Status: sedang berlangsung
Genre:Action / Berondong / Time Travel / Cinta pada Pandangan Pertama / Kehidupan di Sekolah/Kampus / Bullying dan Balas Dendam
Popularitas:1.8k
Nilai: 5
Nama Author: Amanda Ricarlo

Dara sebagai pelatih Taekwondo yang hidupnya sial karena selalu diteror rentenir ulah Ayahnya yang selalu ngutang. Tiba-tiba Dara Akan berpindah jiwa raga ke Tubuh Gadis Remaja yang menjatuhkan dirinya di Atas Jembatan Jalan Raya dan menimpa Dara yang berusaha menyelamatkan Gadis itu dari bawah.

Bagaimana Kelanjutannya?

Karya ini diterbitkan atas izin NovelToon Amanda Ricarlo, isi konten hanyalah pandangan pribadi pembuatnya, tidak mewakili NovelToon sendiri

Rencana Awal

Suasana kelas saat itu terasa tenang namun penuh kesibukan. Deretan meja dipenuhi buku dan lembaran kertas yang ditulisi angka-angka dan catatan. Para siswa tampak tenggelam dalam dunia mereka masing-masing, sibuk mengerjakan tugas yang baru saja diberikan oleh guru. Pensil-pensil beradu dengan kertas, terdengar suara gesekan halus yang ritmis. Bahkan Lesham yang biasanya sulit untuk diam lama, kali ini duduk manis menunduk serius menatap buku di hadapannya.

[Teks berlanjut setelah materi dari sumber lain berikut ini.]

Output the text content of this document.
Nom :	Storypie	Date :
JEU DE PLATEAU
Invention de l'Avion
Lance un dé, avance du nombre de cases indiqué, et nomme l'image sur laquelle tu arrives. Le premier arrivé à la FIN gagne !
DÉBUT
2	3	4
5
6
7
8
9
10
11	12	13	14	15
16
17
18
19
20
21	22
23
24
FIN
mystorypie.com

Ia menghela napas, lalu bergumam pelan sambil mengernyitkan dahi. “Kenapa pelajaran anak zaman sekarang begitu rumit? Padahal aku pernah sekolah dulu, rasanya tidak serumit ini,” keluhnya lirih, disertai decakan kesal.

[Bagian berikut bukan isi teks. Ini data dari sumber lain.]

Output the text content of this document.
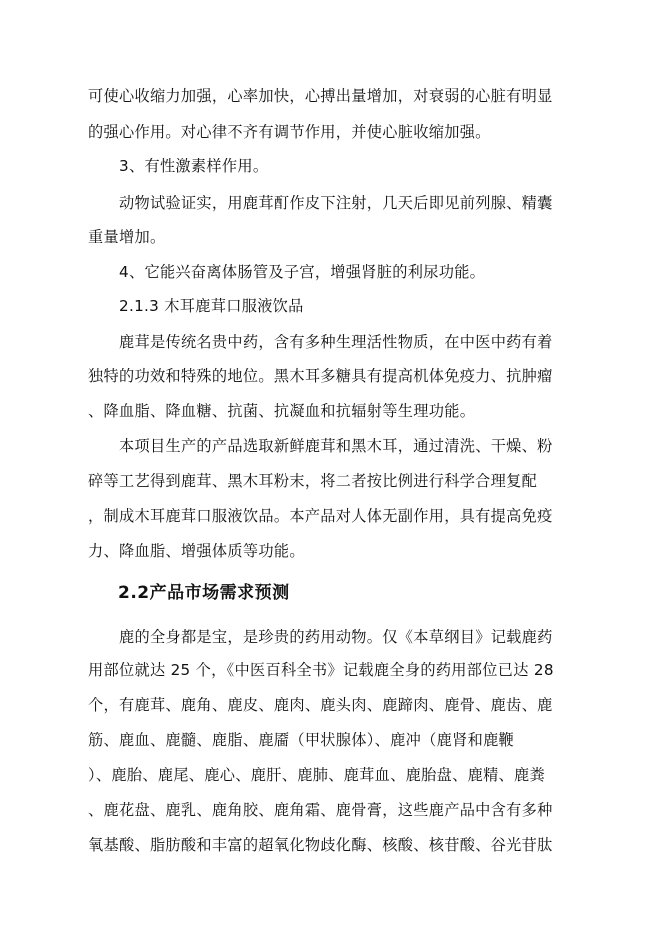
可使心收缩力加强，心率加快，心搏出量增加，对衰弱的心脏有明显
的强心作用。对心律不齐有调节作用，并使心脏收缩加强。
3、有性激素样作用。
动物试验证实，用鹿茸酊作皮下注射，几天后即见前列腺、精囊
重量增加。
4、它能兴奋离体肠管及子宫，增强肾脏的利尿功能。
2.1.3 木耳鹿茸口服液饮品
鹿茸是传统名贵中药，含有多种生理活性物质，在中医中药有着
独特的功效和特殊的地位。黑木耳多糖具有提高机体免疫力、抗肿瘤
、降血脂、降血糖、抗菌、抗凝血和抗辐射等生理功能。
本项目生产的产品选取新鲜鹿茸和黑木耳，通过清洗、干燥、粉
碎等工艺得到鹿茸、黑木耳粉末，将二者按比例进行科学合理复配
，制成木耳鹿茸口服液饮品。本产品对人体无副作用，具有提高免疫
力、降血脂、增强体质等功能。
2.2产品市场需求预测
鹿的全身都是宝，是珍贵的药用动物。仅《本草纲目》记载鹿药
用部位就达 25 个，《中医百科全书》记载鹿全身的药用部位已达 28
个，有鹿茸、鹿角、鹿皮、鹿肉、鹿头肉、鹿蹄肉、鹿骨、鹿齿、鹿
筋、鹿血、鹿髓、鹿脂、鹿靥（甲状腺体）、鹿冲（鹿肾和鹿鞭
）、鹿胎、鹿尾、鹿心、鹿肝、鹿肺、鹿茸血、鹿胎盘、鹿精、鹿粪
、鹿花盘、鹿乳、鹿角胶、鹿角霜、鹿骨膏，这些鹿产品中含有多种
氧基酸、脂肪酸和丰富的超氧化物歧化酶、核酸、核苷酸、谷光苷肽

Namun ketenangan itu buyar ketika pintu kelas terbuka, menampilkan dua siswi yang masuk tanpa mengetuk atau meminta izin. Langkah mereka mantap, sorot mata tajam, seolah mereka datang bukan untuk belajar, melainkan membawa misi tertentu. Lesham yang tengah memutar pena di jarinya spontan melirik, matanya mengikuti pergerakan dua gadis itu.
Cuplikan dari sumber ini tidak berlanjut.